I ended up using the Phaser game engine and put the entire system together in a Svelte app.   This was certainly a challenge, as I had only used Phaser once before many years ago and had never used Svelte. Luckily, I was able to put together something simple quickly enough: a snake-like game in which you move a thingy to collect blips that appear randomly on the screen.

In order for a game to be a game there needs to be some goal for the user, usually some game over condition. I changed the game to go faster and faster over time, added a score counter, and added a game over condition where you lose the game if you touch the edge of the screen. I made my “art” in MS Paint, generated some sound effects using the online tool sfxr, and “composed” the music soundtrack in Chrome’s Music Lab Song Maker.

Simultaneously I wrote a small client for my game server and duct-taped together the smartphone controller app which is powered by the browser’s DeviceMotion APIs. To distribute my game I used Cloudflare Pages, which worked like a charm the first time.

All done

And then the deadline was there — I barely made it, but I submitted something I was proud of. A not-so-great game, but with an interesting backend system and a novel input method. Do try the game yourself here, and the source code is available here (warning: it’s pretty hacky code of course!).

The reception of my co-jammers was great. While everybody agreed the game itself and its graphics were awful, it was novel. The game ended up rated first in the *Innovation* category for this game jam, out of hundreds of other games!

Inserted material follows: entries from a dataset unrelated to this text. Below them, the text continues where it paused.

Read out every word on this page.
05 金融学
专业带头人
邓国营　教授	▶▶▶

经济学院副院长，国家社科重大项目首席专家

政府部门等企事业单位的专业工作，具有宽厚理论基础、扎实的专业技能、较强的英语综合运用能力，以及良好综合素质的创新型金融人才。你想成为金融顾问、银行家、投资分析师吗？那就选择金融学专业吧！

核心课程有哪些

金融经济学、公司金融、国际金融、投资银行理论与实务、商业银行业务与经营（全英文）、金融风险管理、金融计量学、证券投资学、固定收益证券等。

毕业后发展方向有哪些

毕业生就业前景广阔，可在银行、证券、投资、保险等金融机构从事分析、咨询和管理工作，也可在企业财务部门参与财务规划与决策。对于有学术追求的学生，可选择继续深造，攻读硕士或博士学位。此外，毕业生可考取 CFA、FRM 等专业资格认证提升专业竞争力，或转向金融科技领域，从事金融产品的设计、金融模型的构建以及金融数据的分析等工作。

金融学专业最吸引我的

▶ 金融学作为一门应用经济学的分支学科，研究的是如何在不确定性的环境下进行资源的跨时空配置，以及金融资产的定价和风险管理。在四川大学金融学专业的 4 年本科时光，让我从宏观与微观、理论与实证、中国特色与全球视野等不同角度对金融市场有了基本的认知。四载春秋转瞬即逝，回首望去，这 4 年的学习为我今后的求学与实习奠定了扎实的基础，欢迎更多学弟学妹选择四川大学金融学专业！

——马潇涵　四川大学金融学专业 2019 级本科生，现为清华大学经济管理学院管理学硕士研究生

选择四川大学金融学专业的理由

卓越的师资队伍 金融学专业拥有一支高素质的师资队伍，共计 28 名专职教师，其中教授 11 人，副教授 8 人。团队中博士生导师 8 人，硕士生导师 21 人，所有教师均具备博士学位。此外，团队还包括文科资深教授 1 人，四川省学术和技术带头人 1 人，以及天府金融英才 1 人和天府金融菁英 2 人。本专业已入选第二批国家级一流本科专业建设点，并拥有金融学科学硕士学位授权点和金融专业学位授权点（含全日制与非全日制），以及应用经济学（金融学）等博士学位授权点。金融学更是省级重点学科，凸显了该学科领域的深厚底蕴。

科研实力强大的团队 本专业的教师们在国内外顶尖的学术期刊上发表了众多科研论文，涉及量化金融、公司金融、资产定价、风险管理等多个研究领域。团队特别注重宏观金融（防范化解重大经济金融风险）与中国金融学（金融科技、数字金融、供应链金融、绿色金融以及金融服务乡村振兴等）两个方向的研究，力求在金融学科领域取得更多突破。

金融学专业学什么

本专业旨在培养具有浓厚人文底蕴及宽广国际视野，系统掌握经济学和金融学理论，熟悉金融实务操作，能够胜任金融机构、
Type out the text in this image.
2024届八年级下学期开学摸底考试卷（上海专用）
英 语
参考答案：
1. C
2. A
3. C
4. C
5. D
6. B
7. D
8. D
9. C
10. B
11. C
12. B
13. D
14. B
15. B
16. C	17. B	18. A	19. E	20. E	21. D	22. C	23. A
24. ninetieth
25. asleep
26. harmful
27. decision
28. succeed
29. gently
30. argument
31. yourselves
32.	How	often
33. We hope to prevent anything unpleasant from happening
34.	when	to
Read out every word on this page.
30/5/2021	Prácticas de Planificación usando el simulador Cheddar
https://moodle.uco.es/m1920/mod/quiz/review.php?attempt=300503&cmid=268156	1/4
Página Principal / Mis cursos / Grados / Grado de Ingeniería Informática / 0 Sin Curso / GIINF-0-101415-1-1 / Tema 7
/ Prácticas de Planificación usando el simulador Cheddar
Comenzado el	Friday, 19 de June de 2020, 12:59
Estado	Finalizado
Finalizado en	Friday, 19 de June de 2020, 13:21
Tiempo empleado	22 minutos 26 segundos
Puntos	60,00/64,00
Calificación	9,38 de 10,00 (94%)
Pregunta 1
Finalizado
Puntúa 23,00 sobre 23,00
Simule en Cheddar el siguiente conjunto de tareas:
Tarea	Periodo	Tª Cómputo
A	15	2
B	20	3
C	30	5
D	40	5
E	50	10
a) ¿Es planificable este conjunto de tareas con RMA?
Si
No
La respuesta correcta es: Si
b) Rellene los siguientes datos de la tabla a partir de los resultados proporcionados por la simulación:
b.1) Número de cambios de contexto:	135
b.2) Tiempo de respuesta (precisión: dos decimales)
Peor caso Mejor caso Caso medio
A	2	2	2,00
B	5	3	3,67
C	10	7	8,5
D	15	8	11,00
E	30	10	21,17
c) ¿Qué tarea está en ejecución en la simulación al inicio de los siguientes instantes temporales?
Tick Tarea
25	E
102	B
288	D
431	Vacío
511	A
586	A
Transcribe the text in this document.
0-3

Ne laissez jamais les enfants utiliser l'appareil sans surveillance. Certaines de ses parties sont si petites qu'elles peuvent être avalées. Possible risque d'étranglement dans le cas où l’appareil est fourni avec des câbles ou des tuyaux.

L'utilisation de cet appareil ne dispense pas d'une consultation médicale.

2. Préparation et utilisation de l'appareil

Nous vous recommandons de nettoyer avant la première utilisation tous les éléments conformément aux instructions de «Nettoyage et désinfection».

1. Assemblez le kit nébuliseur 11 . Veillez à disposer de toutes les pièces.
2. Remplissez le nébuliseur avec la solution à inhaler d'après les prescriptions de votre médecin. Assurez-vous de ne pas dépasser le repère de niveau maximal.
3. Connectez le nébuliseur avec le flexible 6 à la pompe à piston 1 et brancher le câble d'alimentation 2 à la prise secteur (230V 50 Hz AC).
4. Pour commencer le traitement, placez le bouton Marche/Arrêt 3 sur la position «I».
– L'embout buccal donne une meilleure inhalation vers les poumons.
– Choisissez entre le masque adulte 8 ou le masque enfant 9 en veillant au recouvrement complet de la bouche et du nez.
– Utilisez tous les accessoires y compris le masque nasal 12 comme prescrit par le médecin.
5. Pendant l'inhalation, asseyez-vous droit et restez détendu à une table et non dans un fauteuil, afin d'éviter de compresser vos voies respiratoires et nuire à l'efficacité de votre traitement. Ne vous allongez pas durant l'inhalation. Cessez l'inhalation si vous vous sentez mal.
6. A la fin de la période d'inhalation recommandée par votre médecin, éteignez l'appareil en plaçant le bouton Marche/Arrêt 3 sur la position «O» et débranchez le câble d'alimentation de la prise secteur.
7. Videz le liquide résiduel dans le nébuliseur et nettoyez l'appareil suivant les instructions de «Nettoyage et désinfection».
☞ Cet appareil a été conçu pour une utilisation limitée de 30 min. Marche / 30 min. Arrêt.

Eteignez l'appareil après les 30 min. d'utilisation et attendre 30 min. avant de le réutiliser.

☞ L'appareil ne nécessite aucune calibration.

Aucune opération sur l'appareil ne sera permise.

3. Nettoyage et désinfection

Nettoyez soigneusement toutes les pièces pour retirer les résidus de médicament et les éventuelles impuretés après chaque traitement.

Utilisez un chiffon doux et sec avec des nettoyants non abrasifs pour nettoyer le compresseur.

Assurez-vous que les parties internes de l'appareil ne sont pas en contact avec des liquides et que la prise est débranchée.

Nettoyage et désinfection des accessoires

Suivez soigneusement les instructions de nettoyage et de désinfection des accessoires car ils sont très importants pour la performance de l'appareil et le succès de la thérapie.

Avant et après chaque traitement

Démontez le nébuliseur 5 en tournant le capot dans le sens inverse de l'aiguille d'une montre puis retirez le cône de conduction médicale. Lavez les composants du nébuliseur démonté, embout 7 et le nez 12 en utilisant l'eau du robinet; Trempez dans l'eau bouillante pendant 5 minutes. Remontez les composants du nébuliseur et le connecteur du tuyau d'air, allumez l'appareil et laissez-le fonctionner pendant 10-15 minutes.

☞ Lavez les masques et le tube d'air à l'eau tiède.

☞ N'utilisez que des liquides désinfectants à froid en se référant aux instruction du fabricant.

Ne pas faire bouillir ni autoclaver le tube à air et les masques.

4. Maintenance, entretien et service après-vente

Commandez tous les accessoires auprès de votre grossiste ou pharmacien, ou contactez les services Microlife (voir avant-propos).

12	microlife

Finally, is this the future of game servers? For indie developers and smaller studios, setting up and maintaining a globally distributed fleet of game servers is both a huge distraction and cost. Serverless and in particular Durable Objects can provide an amazing solution.

But not every game is well-suited for a WebSocket-based backend. In some real-time games you are not interested in what happened a second ago and only the latest information matters. This is where the reliable and ordered nature of WebSockets can get in the way.

All in all my first impressions of Durable Objects are very positive, it is a great tool to have in your toolbelt for all kinds of web projects. You can now tackle problems that would otherwise take days in mere minutes. I am very excited to see what other problems will be made easy by Durable Objects, even those I haven’t even thought of yet.